Zimbabwe has been witness to seismic political waves that saw the Mugabe regime being ousted through a military intervention. In his place rose Emmerson Dambudzo Mnangagwa, who assumed leadership of both the ruling party and the country.
There has been a body of opinion which has tried to cast Robert Mugabe and President Mnangagwa as two sides of the same coin. This stems from the fact that President Mnangagwa served in Mugabe’s 37-year calamitous rule that saw Zimbabwe transform from a promising state to a failed state. And, that is understandable.
Those of this assertion however have not gone to view Mnangagwa as a person, as a leader in his own right. While the system that these two men presided over is the same, it does not necessarily mean that they are the same too, and their regimes would be the same. To be of that view is myopic in a way. Mnangagwa has been in power for over a month, but already the differences are palpable.
Of course, as a person of the system that took 37 years to build and subsequently entrench, Mnangagwa is not going to let go of some privileges. There are some institutions of the old political dispensation that will remain in place. Some reforms much clamoured for will not be implemented. But for what it is worth, the differences between the old and the new are important to mention.
Robert Mugabe adopted a strong, fierce, harsh and scathing anti-West rhetoric. It served him well. He garnered the political points he needed to save his political life. He endeared scores of people in Third World countries. This resulted in Zimbabwe being an isolated nation, and as a result of this, we turned to the East. Mugabe took every opportunity that was at his disposal to lambaste the West.
The “illegal sanctions” became his favourite song. And again, it served him well. Every predicament the country faced was blamed on the “illegal sanctions.” While the sanctions did harm to the economy in considerable ways, Mugabe, and his government, got to a point where everything, literally everything, had to be blamed on sanctions.
Now enter the new man in town. President Mnangagwa has been a stark contrast to his predecessor. He has eschewed the anti-West rhetoric that was harsh. For Mnangagwa, Zimbabwe cannot remain an isolated state. It ostensibly hasn’t been splendid for the country, a country that has sunk in dire straits where even redemption seemed like a remote, alien possibility. How can you revive a decrepit economy without the help of the international community? Mnangagwa has rather adopted a conciliatory tone. His message is aimed at restoring frosty and fragile relationships between Zimbabwe and the West.
Ever notice how Mnangagwa has not used the sanctions as a scapegoat for the country’s demise? He has shifted from the sanctions rhetoric, rather, admitting in South Africa that Zimbabwe is 15-20 years behind and it needs to catch up. Now can you put that in the same category with Robert Mugabe’s utterances that Zimbabwe is the second most developed country in Africa after South Africa?
Emmerson Mnangagwa’s infant presidency already shows a lot of differences between him and Robert Mugabe, who he has held with great reverence, even referring to him “like a father.” The incumbent does not have a flair of oratory excellence, as compared to his former master.

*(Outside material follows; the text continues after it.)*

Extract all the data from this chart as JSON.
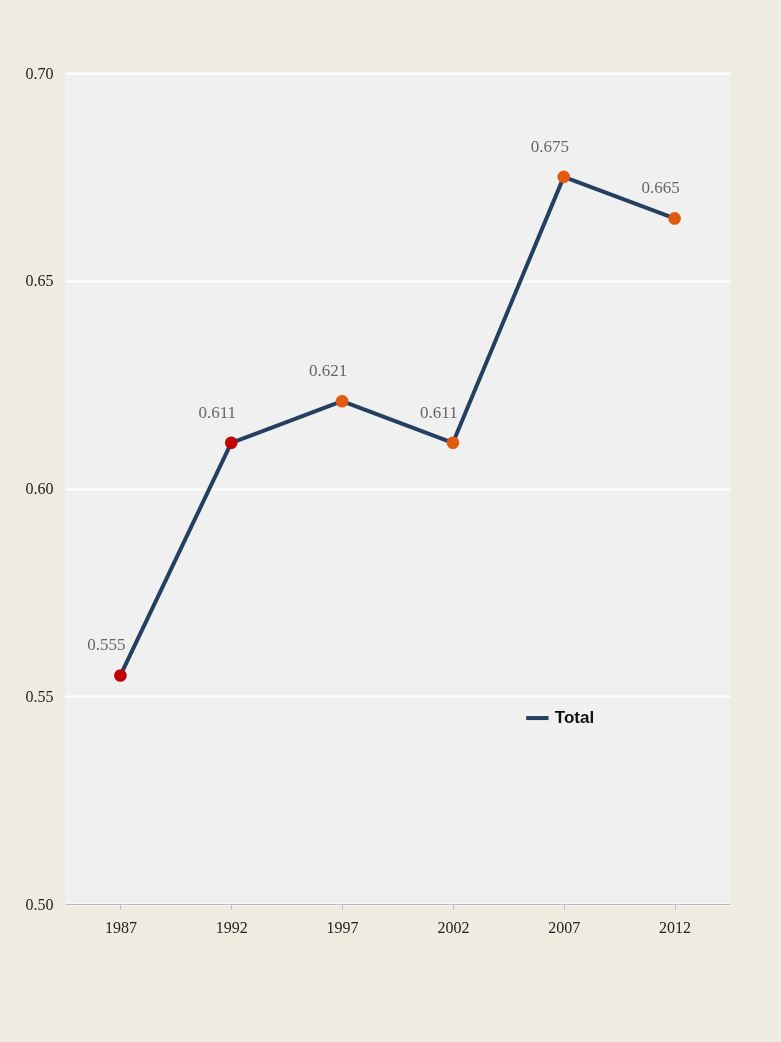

His ability lies in executing tasks well. Which is what made him ZANU-PF’s water carrier. Now Zimbabweans are waiting for this promised action to turn into reality. For Mugabe, it was all talk and talk and talk. Perhaps God gave the man the gift of eloquence.
Let’s talk about white farms. It is there for everyone to see. Under Mugabe, farms were expropriated from their rightful owners often through unlawful means and using force. Political connections in most cases were all one needed. Already, some who have had their farms taken from them through unlawful invasions have seen these return to their hands. When Mnangagwa was still the Vice-President, he heard the case of Rob Smart, whose farm was taken by a cleric through force. Probably Mugabe’s presence hindered him from intervening, because now that he is president, he immediately took action.
Just a recent one. Mugabe was known not to have any problem with the enforcement of price control. And every Zimbabwean bears testimony to the detrimental effects that were brought by these. The period 2006-7 remains infamous for price controls. Following the recent price hikes by some retailers in the country, Mnangagwa openly said that he does not support price controls. He obviously knows the devastating effects of taking that path.
For all we could say, one would still go back to the root problem: Mnangagwa was part of the Mugabe government for 37 years, so why the fuss? Times change. Okay, we know he could preserve some things from the old system, but remember there are elections.
This is evident beyond any reasonable doubt. President Emmerson Mnangagwa is different from his predecessor, Robert Mugabe. The reason for the differences are on many facets, but well, the fellas are different.